Le personnage d’Elpénore en donne d’ailleurs une illustration parfaite. C’est en compagnie de ce jeune guerrier d’une témérité toute relative et aux raisonnements assez abscons qu’Ulysse arrive chez la magicienne Circé. Ivre mort, Elpénore s’endort sur le toit de sa demeure. Puis l’heure du départ approche, et Elpénore, comme de nombreux adolescents, n’est pas entièrement réveillé. Désorienté, il rate l’échelle et se brise le cou en tombant.
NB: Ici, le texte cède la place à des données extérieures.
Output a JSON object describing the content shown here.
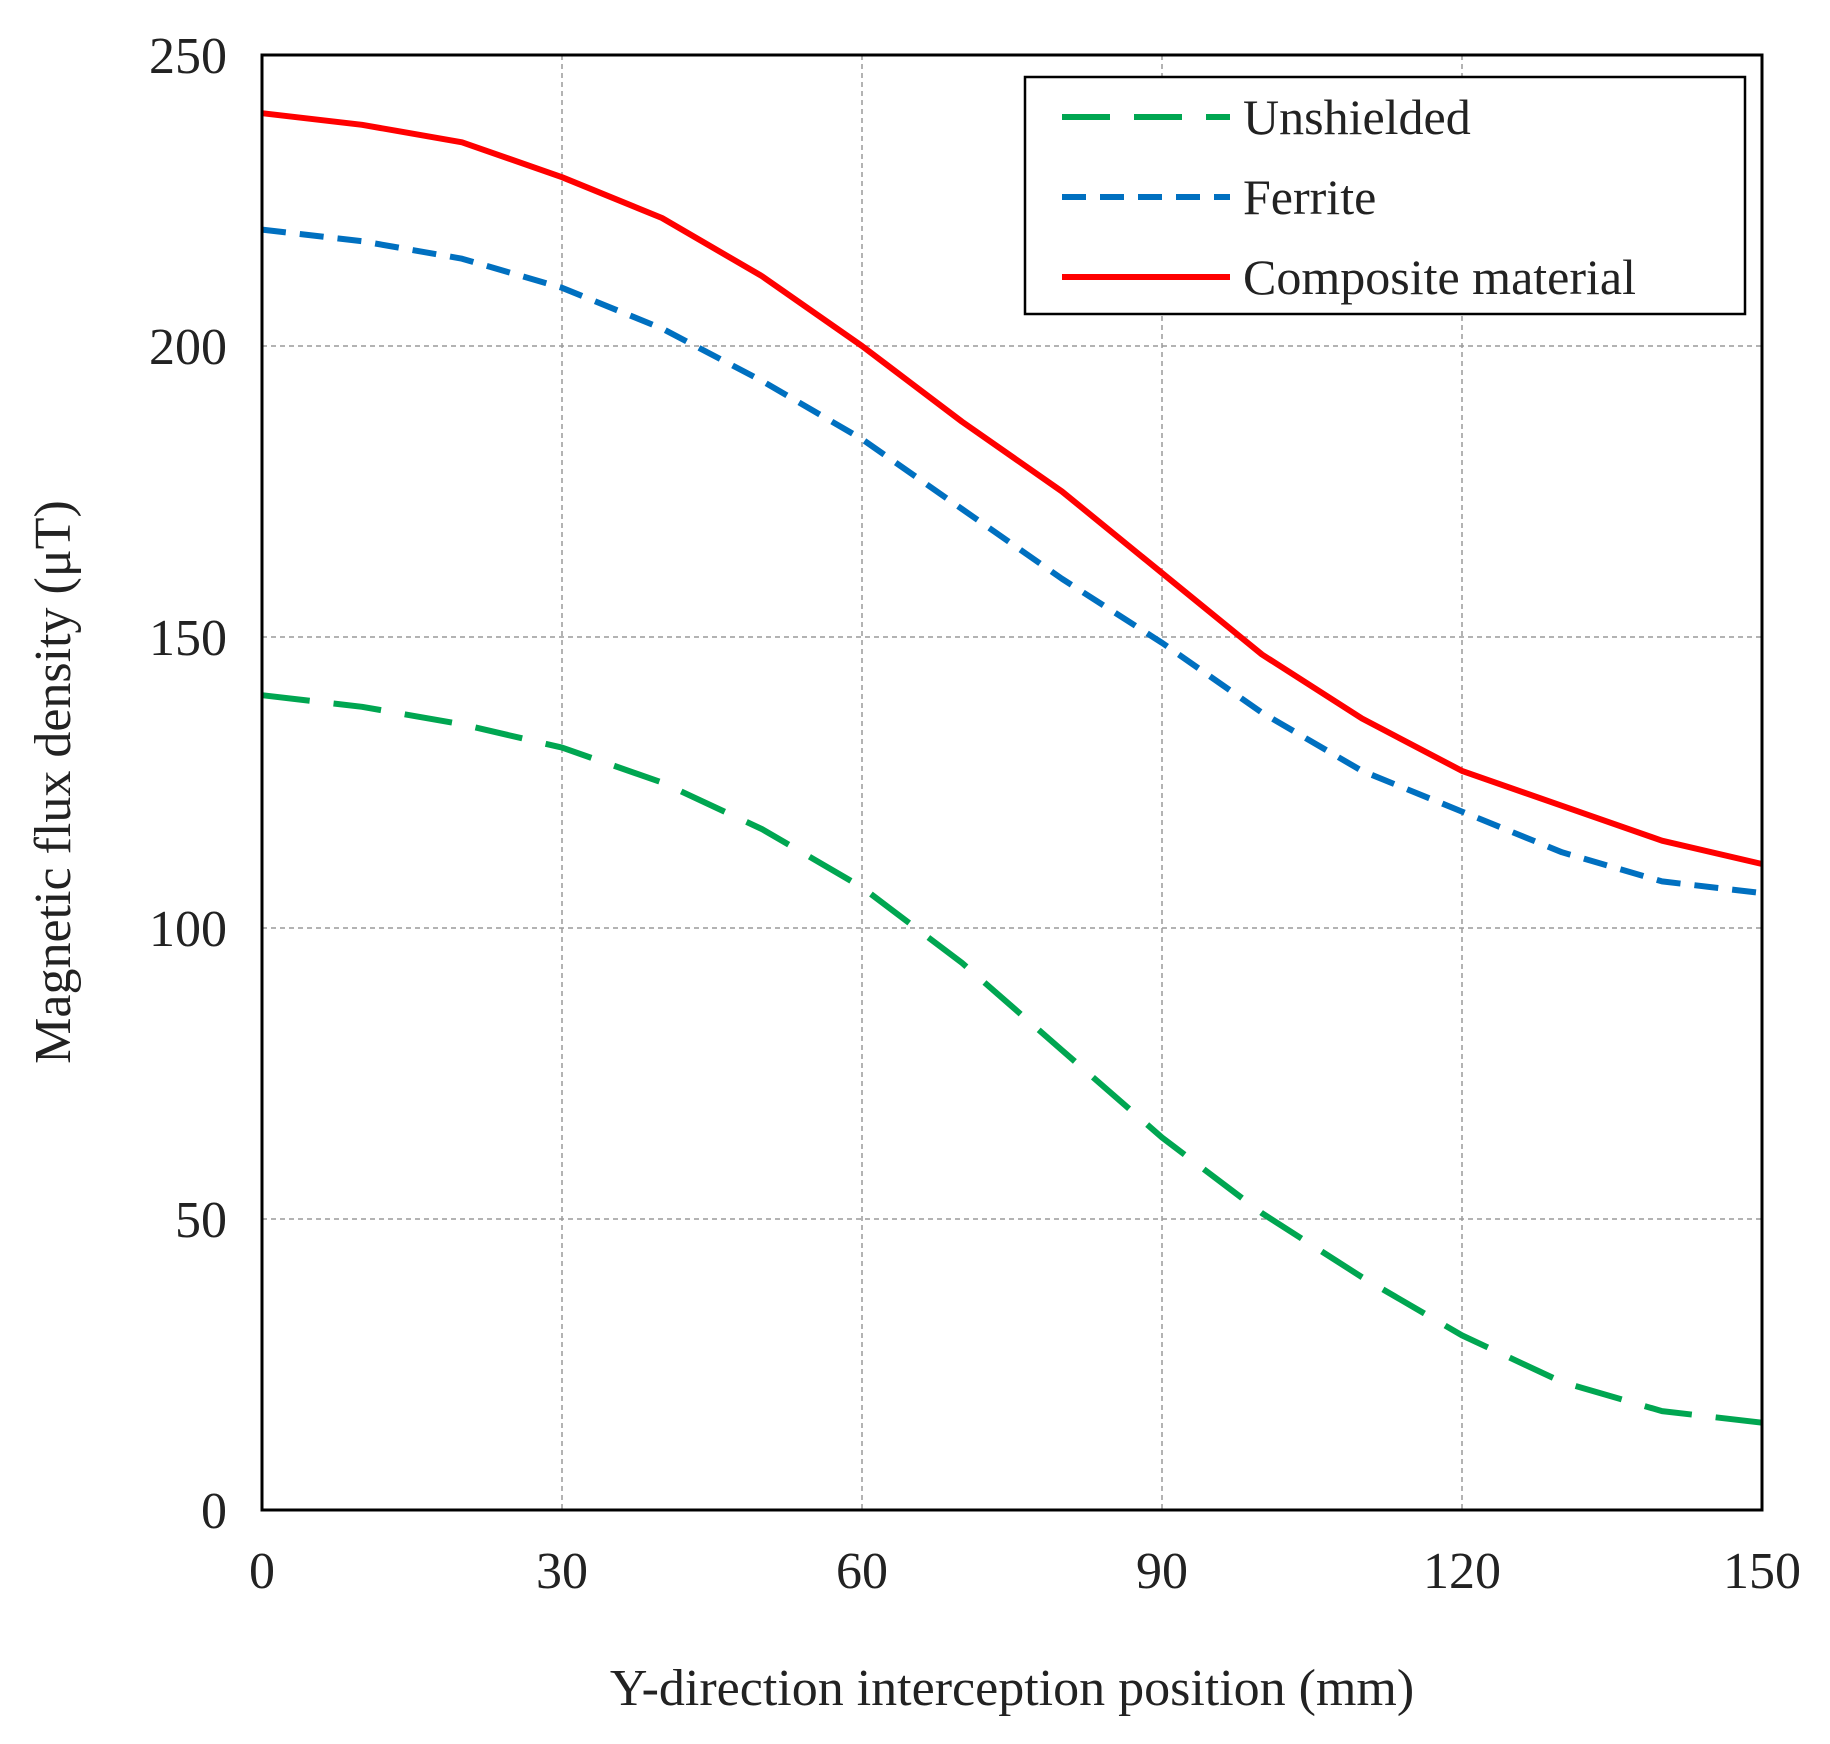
{
  "chart_data": {
    "type": "line",
    "xlabel": "Y-direction interception position (mm)",
    "ylabel": "Magnetic flux density (μT)",
    "xlim": [
      0,
      150
    ],
    "ylim": [
      0,
      250
    ],
    "xticks": [
      0,
      30,
      60,
      90,
      120,
      150
    ],
    "yticks": [
      0,
      50,
      100,
      150,
      200,
      250
    ],
    "grid": true,
    "legend_position": "top-right",
    "x": [
      0,
      10,
      20,
      30,
      40,
      50,
      60,
      70,
      80,
      90,
      100,
      110,
      120,
      130,
      140,
      150
    ],
    "series": [
      {
        "name": "Unshielded",
        "color": "#00a651",
        "dash": "long-dash",
        "values": [
          140,
          138,
          135,
          131,
          125,
          117,
          107,
          94,
          79,
          64,
          51,
          40,
          30,
          22,
          17,
          15
        ]
      },
      {
        "name": "Ferrite",
        "color": "#0070c0",
        "dash": "short-dash",
        "values": [
          220,
          218,
          215,
          210,
          203,
          194,
          184,
          172,
          160,
          149,
          137,
          127,
          120,
          113,
          108,
          106
        ]
      },
      {
        "name": "Composite material",
        "color": "#ff0000",
        "dash": "solid",
        "values": [
          240,
          238,
          235,
          229,
          222,
          212,
          200,
          187,
          175,
          161,
          147,
          136,
          127,
          121,
          115,
          111
        ]
      }
    ]
  }
}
Quelques lignes ont suffi à Homère pour décrire l’ennemi intérieur : inexpérience, manque de combativité, ivresse, tête en l’air (le choix du toit), difficulté à résister à la tentation ( la maison de Circé), illusion de pouvoir se reposer puis s’atteler immédiatement à sa tâche (le bond qui fait manquer l’échelle).
 » (Pages 126-128)

Retrouver la patrie est plus difficile que de saouler son désarroi sur la première île venue. Cette motivation cependant doit aider à diriger ces enfants debout la nuit qui se brisent au pied des statues le matin venu, non préparés, non guidés, non attendus. Retardant le retour des Ulysse. C’est bien le rôle des parents. Préparer, guider, attendre. Et parfois, corriger les erreurs de leur progéniture, contre l’arrogance juvénile qui voudrait, avant même d’avoir appris le chemin, le changer, et se perd.